What global challenges is the world facing in health, politics, technology and business? This was the key question pondered and discussed at the World Economic Forum Annual Meeting of the New Champions held recently in Tianjin, China. Extraordinary researchers from across the globe were invited to participate alongside business and political leaders to help spur innovation and share scientific solutions to current global challenges.
Yan Yuan, assistant professor with the School of Public Health, was one of 34 young scientists from 18 countries around the world invited to the conference. Through sessions on economic growth, sustainability, policy and political changes on a global scale, Yuan provided input on how to address these global challenges. She found the experience beneficial due to the broad ideas and experiences of those she was exposed to.
“There were a number of communities brought together under the themes such as Young Global leader, Technology Pioneers, Young Scientists and Global Growth Companies,” explains Yuan.
“Sitting in sessions with professionals from all different backgrounds helped give me vision and broadened my experience.”
With sustainability on the minds of every community converged at the Forum, the break-out sessions (called Idea Labs) covered topics such as urban planning and design, stomach cancer screening test trials in Singapore, empowering women in Africa, bringing the Internet to remote corners of Mongolia and developing software to better handle traffic issues.
All of the sessions had the betterment of the public in mind and the purpose of bringing together experts in the Idea Labs was to help move the ideas forward.
As perhaps the only scientist with a public health perspective attending the Forum, Yuan found plenty of discussions related to her interest areas, and that also spoke to the collective interests of faculty in the School of Public Health.
“Sustainability of the health-care system was top-of-mind in many of the sessions I attended,” says Yuan. “Hearing all of the entrepreneurial approaches others have taken regarding public health issues is in line with what we are thinking and doing already.”
“At the School of Public Health, we are focused on so many different aspects of an issue, such as the social, medical, policy, environmental and health system aspects. When you put them all together, it’s really quite brilliant.”
For Yuan, the most interesting aspect of the Forum is that world leaders are taking a multidisciplinary approach to the sustainability, growth and health of the global economy. By attending conferences such as the World Economic Forum, Yuan sees the School making connections with others from diverse backgrounds to continue tackling issues to promote and protect health globally.

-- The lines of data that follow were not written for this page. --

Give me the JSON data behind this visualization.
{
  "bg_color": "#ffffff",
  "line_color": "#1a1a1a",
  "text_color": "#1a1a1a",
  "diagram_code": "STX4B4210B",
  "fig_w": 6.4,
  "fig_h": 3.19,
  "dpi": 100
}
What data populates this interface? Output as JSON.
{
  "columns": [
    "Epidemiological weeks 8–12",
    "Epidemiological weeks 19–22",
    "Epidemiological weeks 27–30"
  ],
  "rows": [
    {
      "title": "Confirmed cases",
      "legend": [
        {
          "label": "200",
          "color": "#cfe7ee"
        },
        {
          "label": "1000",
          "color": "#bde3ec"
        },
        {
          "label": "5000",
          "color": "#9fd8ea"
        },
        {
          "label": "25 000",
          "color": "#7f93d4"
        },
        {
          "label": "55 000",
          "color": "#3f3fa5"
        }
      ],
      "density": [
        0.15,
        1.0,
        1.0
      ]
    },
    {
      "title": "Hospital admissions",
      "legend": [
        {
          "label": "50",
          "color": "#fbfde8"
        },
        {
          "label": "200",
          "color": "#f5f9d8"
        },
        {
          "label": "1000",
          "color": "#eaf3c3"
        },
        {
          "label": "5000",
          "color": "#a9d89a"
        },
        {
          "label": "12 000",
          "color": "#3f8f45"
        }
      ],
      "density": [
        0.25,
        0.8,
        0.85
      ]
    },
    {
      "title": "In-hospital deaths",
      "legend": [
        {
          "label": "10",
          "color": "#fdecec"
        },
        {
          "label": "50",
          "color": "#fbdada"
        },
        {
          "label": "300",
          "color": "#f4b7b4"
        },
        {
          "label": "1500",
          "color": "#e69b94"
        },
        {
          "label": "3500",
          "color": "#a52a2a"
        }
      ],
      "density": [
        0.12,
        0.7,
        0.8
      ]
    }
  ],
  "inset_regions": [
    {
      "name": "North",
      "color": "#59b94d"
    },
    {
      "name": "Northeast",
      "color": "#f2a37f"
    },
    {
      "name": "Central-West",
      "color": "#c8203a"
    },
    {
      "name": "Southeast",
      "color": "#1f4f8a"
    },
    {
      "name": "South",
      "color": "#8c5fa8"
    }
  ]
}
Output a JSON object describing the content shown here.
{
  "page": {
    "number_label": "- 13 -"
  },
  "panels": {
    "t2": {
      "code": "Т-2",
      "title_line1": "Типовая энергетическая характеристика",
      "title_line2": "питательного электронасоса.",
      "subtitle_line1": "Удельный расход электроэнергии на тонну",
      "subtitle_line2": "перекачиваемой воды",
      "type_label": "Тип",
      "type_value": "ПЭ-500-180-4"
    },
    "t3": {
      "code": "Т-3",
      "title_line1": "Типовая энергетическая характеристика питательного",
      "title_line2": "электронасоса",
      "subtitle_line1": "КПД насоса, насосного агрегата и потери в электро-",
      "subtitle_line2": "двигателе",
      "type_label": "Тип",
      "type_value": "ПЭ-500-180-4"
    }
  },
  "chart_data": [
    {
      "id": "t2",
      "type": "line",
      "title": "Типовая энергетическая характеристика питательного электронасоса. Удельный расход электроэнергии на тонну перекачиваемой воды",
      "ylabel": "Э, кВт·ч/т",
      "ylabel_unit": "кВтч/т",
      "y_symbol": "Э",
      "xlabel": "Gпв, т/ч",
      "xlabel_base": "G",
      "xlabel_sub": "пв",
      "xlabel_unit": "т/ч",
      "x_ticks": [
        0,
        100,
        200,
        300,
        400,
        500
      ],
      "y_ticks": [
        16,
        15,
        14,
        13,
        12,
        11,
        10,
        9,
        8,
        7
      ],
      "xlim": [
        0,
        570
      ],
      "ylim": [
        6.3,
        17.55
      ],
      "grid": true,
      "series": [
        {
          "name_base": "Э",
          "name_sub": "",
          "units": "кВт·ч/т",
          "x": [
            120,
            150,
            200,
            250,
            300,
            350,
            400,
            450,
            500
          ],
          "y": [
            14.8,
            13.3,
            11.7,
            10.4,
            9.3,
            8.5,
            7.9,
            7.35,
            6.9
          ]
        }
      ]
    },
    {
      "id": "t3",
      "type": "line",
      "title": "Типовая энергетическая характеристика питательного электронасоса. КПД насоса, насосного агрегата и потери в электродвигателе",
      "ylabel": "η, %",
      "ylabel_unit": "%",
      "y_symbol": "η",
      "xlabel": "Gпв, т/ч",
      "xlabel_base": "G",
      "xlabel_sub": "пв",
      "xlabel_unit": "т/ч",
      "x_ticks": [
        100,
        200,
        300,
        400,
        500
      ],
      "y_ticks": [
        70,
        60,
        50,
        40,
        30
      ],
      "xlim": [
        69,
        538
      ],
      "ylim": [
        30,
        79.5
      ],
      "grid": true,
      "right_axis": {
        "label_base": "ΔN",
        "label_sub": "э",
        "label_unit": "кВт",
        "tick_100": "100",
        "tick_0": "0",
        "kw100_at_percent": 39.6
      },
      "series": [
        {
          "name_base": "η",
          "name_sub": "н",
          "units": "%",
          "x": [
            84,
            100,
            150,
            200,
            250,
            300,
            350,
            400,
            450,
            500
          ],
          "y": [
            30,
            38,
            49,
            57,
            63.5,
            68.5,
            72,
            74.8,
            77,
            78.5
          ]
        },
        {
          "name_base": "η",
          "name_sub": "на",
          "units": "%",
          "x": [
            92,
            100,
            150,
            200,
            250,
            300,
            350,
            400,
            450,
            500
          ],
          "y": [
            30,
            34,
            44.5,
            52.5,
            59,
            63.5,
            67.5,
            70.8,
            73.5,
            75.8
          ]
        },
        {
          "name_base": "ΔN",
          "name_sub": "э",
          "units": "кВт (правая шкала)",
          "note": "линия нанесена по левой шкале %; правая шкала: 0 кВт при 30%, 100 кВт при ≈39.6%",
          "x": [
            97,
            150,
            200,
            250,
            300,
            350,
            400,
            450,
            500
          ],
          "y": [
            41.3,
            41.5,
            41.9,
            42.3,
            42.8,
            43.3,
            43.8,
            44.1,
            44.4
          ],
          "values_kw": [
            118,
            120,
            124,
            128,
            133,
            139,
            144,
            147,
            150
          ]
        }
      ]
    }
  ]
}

“Being able to sit in break-out sessions with experts from Egypt, Korea, the United States, Europe and other countries opens up possibilities for future research collaborations,” relates Yuan.
Learning how each expert and country approaches global issues will also help Yuan and the School prepare for the future. “We need to incorporate more technology into our approaches to preventative health,” says Yuan.
“Simple innovations and procedures that can reach wider audiences will benefit many more people.”
The World Economic Forum is an independent international organization committed to improving the state of the world by engaging business, political, academic and other leaders of society to shape global, regional and industry agendas.